Now, before you begin to think that I might have road-rage issues, let me be the first to say that I am a perfectly calm driver. Polite even - I let people in when merging and other kindnesses of the road. I do believe, however, that the closer I get to Chicago the more Kind Kathleen moves to the backseat and Road Warrior Piggins takes over!

Comments

  1. You are sooo right! I am with you, sister! Illinois IS the worst...until you go to Minnesota, where the drivers THINK you are SUPPOSED to drive in the left lane if going slower...and STILL slow down when people are merging into the right lane.

    The funniest thing about the Illinois observation is that it was so bad in this state that we passed a law against it!!!! Like so many things in Illinois these days, that obviously doesn't work.

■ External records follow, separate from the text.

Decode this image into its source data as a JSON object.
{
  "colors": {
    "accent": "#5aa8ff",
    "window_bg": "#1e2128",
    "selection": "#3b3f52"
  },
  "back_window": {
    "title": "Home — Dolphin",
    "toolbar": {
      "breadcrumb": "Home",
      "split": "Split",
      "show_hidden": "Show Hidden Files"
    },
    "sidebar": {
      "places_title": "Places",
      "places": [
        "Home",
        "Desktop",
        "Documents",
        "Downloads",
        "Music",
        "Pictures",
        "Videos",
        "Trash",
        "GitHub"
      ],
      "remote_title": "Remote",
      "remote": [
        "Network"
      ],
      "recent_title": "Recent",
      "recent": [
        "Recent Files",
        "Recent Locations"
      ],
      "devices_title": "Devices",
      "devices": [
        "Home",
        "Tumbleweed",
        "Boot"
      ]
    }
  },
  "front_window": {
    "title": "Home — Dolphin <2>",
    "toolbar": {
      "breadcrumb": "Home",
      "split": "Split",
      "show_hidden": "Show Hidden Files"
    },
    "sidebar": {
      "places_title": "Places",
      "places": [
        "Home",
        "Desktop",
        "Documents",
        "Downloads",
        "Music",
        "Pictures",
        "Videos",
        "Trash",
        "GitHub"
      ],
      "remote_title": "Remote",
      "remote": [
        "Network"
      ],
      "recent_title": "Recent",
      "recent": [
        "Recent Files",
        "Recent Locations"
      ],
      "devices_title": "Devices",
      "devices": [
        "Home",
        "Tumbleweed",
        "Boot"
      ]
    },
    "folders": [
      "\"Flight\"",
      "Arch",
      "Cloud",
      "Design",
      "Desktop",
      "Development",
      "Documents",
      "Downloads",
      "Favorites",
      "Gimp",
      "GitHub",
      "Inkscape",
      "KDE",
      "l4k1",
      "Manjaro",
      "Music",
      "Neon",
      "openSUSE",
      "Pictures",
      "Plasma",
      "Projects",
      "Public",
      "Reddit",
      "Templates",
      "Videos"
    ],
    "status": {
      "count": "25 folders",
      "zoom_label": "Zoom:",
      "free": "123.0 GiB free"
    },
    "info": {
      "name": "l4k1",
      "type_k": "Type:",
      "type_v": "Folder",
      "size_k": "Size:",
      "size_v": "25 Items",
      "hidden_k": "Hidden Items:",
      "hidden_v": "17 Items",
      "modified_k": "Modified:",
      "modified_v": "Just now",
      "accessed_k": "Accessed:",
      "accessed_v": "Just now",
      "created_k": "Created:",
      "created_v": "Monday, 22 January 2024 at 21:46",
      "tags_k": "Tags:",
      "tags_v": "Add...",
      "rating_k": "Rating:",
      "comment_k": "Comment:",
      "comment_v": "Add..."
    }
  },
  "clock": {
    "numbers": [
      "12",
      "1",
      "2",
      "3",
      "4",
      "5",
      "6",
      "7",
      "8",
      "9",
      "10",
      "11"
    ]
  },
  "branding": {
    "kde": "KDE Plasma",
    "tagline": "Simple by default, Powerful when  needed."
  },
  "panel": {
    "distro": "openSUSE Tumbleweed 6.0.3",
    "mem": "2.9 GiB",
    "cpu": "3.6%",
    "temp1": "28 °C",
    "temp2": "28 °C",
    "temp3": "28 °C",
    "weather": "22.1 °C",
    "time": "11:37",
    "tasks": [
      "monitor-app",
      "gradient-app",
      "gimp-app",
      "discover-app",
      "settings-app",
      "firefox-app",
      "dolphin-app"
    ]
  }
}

    The following are Ph.D. based research findings about this as well: 85% of the people driving in the left lane are YOUNG WOMEN...girls, if you will. Yep, its true. That research was conducted over a two year period, from Monticello to Champaign on Rte. 72, with NO GOVERNMENTAL FUNDING. Some might call it anecdotal evidence; I call it qualitative evidence.

    The best way to get them over? Get a semi behind them....scares them to death!